EL EDIFICIO DE LA FACULTAD DE DERECHO PODRÍA DESMORONARSE SI NO SE LO APUNTALA
La torre, la medianera con el Normal Nº2 y las piezas ornamentales sobre las cornisas. Esos son los puntos más críticos que hay que apuntalar ya en el recientemente incendiado edificio de la Facultad de Derecho de la Universidad Nacional de Rosario (UNR) si se quieren evitar desmoronamientos. Así lo aseguró ayer la secretaria de Política Edilicia de la UNR, Bibiana Ponzini, quien junto a un grupo de especialistas de la Facultad de Ingeniería realizó un preinforme.
El escrito ya llegó a manos del presidente de la Comisión Nacional de Monumentos, Sitios y Lugares Históricos, organismo que tendrá la última palabra en materia de la refacción del inmueble (ver aparte). Es que no se trata de cualquier edificio. Construido en 1889 fue declarado monumento histórico nacional y su valor es comparable al del Cabildo porteño.
El ala norte del edificio ubicado en Moreno y Santa Fe se quemó el 1º de julio pasado, en momentos en que una populosa concentración de empleados estatales se congregaba en la plaza San Martín en reclamo de un aumento salarial. Ambos hechos parecieron relacionarse cuando una pericia ordenada por la Justicia lanzó como hipótesis que el siniestro fue provocado por las bombas de estruendo arrojadas hacia el edificio por parte de manifestantes.
Desde el día del incendio, la Justicia ordenó cortar el tránsito por las calles Moreno y Santa Fe, medida que quedó sin efecto anteayer, y clausurar el edificio.
Los especialistas de la UNR realizaron un primer diagnóstico y una estimación de gastos: se prevé que la Universidad para los primeros auxilios al edificio deberá invertir 200 mil pesos.
“Hay zonas en las que aún no pudimos ingresar -comentó Ponzini- y otras, como la torre, que ya fueron liberadas y hemos comenzado a trabajar. Lo primero que estamos haciendo son tareas de limpieza y apuntalamiento interior. Lo demás tendrá que esperar unos quince días, hasta que la Justicia libere el edificio”.
En terapia intensiva
La torre podría haber quedado en estado crítico tras el incendio. Pero como no recibió fuego interior -sólo ingresaron llamas por los vidrios de su sector norte- lo único que se dañó fue su revoque externo. “De todos modos, como la torre ya estaba en terapia intensiva, se realizará una estructura compuesta por bandejas que pueda prevenir cualquier caída de piezas ornamentales sobre la vereda o la facultad.

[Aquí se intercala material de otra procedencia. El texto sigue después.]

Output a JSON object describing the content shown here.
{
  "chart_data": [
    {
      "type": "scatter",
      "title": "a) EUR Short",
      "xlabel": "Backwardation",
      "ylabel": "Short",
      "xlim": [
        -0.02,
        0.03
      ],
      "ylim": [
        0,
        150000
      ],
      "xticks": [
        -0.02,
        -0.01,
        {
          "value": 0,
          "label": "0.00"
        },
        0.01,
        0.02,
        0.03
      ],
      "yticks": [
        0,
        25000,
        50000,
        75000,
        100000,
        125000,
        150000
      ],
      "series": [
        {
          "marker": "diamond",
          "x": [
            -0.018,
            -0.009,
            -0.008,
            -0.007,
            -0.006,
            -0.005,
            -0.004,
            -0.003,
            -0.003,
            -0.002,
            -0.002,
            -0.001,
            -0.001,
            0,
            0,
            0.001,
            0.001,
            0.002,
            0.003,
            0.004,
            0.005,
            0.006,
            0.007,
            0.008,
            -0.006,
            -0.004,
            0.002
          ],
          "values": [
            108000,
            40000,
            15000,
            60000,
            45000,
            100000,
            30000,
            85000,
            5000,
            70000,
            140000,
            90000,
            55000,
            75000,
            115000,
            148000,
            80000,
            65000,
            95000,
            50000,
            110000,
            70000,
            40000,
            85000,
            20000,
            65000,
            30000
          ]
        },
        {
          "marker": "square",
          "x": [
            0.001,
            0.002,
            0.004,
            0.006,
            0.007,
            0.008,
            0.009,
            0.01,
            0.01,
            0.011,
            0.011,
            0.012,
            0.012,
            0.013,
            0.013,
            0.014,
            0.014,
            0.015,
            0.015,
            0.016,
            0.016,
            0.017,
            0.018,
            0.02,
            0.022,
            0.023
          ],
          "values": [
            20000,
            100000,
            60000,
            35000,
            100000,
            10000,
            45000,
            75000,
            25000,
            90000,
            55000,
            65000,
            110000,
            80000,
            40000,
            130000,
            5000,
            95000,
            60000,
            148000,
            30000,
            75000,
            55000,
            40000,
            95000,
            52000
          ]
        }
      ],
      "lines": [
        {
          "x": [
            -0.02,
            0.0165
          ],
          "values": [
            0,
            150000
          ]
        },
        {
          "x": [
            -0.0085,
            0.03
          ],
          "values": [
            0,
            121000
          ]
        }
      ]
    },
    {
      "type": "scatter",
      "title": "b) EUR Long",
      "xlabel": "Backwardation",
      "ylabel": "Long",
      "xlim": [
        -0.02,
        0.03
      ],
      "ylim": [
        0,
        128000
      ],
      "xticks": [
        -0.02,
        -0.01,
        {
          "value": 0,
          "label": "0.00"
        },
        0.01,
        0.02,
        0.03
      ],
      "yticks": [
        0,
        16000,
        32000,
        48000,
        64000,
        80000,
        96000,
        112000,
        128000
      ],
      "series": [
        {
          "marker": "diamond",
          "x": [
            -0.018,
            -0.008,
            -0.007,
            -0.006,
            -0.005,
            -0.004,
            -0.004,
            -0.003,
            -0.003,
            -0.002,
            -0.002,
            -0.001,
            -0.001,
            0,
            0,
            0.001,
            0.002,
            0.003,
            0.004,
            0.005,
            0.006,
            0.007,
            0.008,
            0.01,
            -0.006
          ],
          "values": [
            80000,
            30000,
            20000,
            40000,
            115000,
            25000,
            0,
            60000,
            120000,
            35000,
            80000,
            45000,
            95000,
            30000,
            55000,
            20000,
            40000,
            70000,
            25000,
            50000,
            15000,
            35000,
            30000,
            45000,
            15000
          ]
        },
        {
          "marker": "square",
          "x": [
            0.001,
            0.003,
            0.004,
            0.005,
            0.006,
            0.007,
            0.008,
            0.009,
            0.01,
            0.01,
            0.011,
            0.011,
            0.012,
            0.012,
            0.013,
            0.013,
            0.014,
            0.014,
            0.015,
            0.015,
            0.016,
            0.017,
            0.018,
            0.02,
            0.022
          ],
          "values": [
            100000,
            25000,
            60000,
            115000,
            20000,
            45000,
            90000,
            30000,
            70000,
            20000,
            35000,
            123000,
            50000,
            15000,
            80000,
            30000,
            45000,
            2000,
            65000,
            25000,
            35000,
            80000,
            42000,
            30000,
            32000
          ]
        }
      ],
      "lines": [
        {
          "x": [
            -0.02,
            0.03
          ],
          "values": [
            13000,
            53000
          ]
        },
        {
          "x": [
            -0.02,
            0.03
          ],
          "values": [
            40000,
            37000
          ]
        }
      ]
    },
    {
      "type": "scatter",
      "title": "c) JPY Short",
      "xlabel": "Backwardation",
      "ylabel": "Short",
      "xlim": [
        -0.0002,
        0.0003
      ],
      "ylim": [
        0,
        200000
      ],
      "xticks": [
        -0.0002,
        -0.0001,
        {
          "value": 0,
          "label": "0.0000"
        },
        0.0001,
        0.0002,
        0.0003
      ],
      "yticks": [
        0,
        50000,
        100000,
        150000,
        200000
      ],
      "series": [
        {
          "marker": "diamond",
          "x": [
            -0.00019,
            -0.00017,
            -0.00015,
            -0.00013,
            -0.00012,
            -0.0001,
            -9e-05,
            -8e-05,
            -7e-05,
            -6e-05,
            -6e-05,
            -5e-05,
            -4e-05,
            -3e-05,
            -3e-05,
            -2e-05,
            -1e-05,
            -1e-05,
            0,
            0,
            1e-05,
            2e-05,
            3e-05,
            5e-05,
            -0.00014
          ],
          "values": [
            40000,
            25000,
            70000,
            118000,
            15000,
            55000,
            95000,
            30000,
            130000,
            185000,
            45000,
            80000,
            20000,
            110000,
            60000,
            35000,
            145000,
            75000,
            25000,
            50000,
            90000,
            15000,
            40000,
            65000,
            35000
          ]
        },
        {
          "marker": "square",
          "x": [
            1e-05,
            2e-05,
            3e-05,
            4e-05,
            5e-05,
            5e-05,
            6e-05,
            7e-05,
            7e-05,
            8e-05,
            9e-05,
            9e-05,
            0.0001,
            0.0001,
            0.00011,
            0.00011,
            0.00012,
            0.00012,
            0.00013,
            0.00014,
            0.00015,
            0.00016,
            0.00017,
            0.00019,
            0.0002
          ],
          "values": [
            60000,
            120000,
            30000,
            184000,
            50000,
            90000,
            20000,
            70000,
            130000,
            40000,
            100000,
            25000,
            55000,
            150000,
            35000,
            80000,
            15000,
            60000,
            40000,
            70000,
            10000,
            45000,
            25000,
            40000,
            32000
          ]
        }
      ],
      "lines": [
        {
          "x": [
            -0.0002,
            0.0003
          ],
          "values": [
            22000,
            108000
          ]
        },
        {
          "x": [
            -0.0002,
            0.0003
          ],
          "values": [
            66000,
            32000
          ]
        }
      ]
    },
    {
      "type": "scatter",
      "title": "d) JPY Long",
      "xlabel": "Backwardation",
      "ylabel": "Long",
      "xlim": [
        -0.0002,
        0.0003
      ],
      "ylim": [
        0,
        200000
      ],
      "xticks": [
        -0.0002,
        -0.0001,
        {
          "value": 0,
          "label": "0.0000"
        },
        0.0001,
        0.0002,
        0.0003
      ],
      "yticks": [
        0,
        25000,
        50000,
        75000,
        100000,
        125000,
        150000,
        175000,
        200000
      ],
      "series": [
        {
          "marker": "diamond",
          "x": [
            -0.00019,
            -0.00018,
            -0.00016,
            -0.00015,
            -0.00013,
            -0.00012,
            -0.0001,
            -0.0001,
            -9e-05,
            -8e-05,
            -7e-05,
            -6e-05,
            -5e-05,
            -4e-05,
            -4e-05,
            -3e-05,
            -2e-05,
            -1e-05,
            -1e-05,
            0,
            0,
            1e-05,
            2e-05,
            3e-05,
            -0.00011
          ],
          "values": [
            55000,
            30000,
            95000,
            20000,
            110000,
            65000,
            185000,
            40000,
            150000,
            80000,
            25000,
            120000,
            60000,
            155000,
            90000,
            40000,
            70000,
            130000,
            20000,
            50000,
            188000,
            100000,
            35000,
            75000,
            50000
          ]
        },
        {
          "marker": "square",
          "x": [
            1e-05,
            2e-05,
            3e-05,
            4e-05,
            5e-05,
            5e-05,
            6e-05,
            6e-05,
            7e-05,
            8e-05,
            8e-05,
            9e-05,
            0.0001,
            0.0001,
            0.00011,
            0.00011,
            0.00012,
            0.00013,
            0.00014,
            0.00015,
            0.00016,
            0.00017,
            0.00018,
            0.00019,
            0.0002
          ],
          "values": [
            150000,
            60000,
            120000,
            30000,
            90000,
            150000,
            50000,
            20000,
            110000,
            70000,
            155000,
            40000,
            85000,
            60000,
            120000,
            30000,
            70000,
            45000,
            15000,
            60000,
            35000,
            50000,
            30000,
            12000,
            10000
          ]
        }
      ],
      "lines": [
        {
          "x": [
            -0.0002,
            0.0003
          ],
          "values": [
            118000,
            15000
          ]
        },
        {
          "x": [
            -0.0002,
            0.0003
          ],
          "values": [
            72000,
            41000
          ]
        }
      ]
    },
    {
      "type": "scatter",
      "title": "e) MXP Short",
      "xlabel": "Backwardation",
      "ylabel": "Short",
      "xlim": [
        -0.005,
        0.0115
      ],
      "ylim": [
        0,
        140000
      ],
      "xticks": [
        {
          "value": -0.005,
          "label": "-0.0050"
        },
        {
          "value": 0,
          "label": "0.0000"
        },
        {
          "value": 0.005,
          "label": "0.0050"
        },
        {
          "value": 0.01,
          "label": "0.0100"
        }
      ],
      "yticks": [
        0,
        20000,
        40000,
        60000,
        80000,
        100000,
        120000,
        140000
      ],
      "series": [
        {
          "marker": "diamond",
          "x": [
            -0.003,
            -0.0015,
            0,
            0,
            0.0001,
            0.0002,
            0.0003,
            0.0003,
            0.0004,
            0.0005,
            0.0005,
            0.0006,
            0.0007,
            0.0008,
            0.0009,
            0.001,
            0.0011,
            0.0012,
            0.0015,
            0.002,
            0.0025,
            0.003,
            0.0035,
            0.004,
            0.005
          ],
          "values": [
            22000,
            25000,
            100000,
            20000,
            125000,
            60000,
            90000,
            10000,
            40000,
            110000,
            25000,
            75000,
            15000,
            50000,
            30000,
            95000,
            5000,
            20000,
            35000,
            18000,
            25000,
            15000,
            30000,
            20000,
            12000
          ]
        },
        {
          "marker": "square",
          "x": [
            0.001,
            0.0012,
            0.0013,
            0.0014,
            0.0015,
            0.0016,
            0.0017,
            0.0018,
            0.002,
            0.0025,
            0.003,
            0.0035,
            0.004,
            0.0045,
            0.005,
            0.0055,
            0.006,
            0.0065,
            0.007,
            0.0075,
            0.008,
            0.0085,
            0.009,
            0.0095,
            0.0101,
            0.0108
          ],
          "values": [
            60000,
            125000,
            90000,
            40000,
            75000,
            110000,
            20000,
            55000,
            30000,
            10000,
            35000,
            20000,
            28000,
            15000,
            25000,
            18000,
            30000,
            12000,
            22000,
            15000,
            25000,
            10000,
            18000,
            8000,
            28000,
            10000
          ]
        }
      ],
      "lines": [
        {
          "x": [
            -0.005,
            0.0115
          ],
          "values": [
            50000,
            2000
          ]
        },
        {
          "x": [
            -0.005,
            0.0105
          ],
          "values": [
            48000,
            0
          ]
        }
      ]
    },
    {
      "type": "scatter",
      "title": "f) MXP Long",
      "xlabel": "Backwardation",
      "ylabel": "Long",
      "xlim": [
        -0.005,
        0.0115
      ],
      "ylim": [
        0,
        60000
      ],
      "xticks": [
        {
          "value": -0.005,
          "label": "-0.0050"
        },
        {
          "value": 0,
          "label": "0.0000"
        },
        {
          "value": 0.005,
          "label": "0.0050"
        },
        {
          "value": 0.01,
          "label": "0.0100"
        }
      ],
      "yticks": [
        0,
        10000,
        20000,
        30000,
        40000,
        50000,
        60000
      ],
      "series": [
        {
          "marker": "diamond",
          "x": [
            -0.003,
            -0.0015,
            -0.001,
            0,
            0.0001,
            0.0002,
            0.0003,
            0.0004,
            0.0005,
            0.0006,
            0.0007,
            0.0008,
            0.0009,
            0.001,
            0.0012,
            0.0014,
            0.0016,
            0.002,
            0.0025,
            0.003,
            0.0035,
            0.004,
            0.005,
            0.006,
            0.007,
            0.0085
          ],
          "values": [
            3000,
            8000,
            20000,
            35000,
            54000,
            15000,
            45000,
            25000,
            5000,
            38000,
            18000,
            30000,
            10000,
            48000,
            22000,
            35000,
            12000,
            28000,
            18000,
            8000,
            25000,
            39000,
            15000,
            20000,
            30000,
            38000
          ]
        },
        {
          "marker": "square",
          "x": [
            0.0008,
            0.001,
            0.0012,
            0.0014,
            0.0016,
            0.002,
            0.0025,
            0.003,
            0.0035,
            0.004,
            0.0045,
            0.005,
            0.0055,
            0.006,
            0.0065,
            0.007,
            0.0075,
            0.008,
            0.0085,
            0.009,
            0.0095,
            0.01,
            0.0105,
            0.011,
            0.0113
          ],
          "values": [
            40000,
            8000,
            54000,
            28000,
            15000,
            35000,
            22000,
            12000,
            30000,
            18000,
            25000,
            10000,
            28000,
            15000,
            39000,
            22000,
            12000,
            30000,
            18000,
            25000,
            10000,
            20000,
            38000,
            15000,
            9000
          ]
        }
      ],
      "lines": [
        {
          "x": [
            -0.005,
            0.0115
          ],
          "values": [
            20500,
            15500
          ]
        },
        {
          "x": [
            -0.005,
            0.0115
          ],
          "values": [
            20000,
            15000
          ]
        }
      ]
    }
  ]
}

También pondremos un techo de chapa para evitar el ingreso de agua. La dejaremos lista para su refacción, prevista recién para cuando haya presupuesto”, explicó Ponzini.
El otro sector en estado grave es la medianera con el Normal Nº2, ubicada por calle Santa Fe. “Allí hay que realizar urgentes tareas de arriestramiento (atar las paredes a otros puntos) y apuntalamiento porque la mampostería quedó sin techo ni entrepiso que la sostenga”, advirtió. Ponzini agregó que hay que tener en cuenta que las paredes del viejo edificio no son de hormigón sino sólo de ladrillos y mortero de cal (mezcla). Este detalle no es menor si como asegura la especialista, “un fuerte viento sur o una vibración del edificio podría hacer caer la pesada cornisa”.
Por último, los grupos ornamentales. Son las piezas escultóricas que sobresalen por sobre las cornisas y que se quedaron sin estructura en la parte de atrás. “Mirame y no me toqués” podría decir el dicho sobre estos ornamentos que caerán sobre la calle si no se los mantiene en equilibrio. Ponzini identifica los más afectados: ambas esquinas del edificio por calle Santa Fe y los que están junto a la estatua de la Justicia, cercada de libros y dos escudos de la provincia.
“Los ornamentos del pabellón que linda con el Normal son los peores. Sucede que ese rincón se transformó prácticamente en una chimenea y, además, allí estaba la sala de teleconferencias de Derecho, repleta de materiales que entraron rápidamente en combustión”, recordó Ponzini. La obra era una joya de la facultad en la que se había invertido unos 60 mil dólares.
La arquitecta no dejó de remarcar la importancia de que los transeúntes se abstengan de caminar por las veredas que circundan el área afectada del edificio. Cintas de contención lo bordean tanto por calle Moreno como por Santa Fe, pero ayer más de uno las transgredía. “Mantener el vallado y respetarlo será la mejor prevención”, aseguró.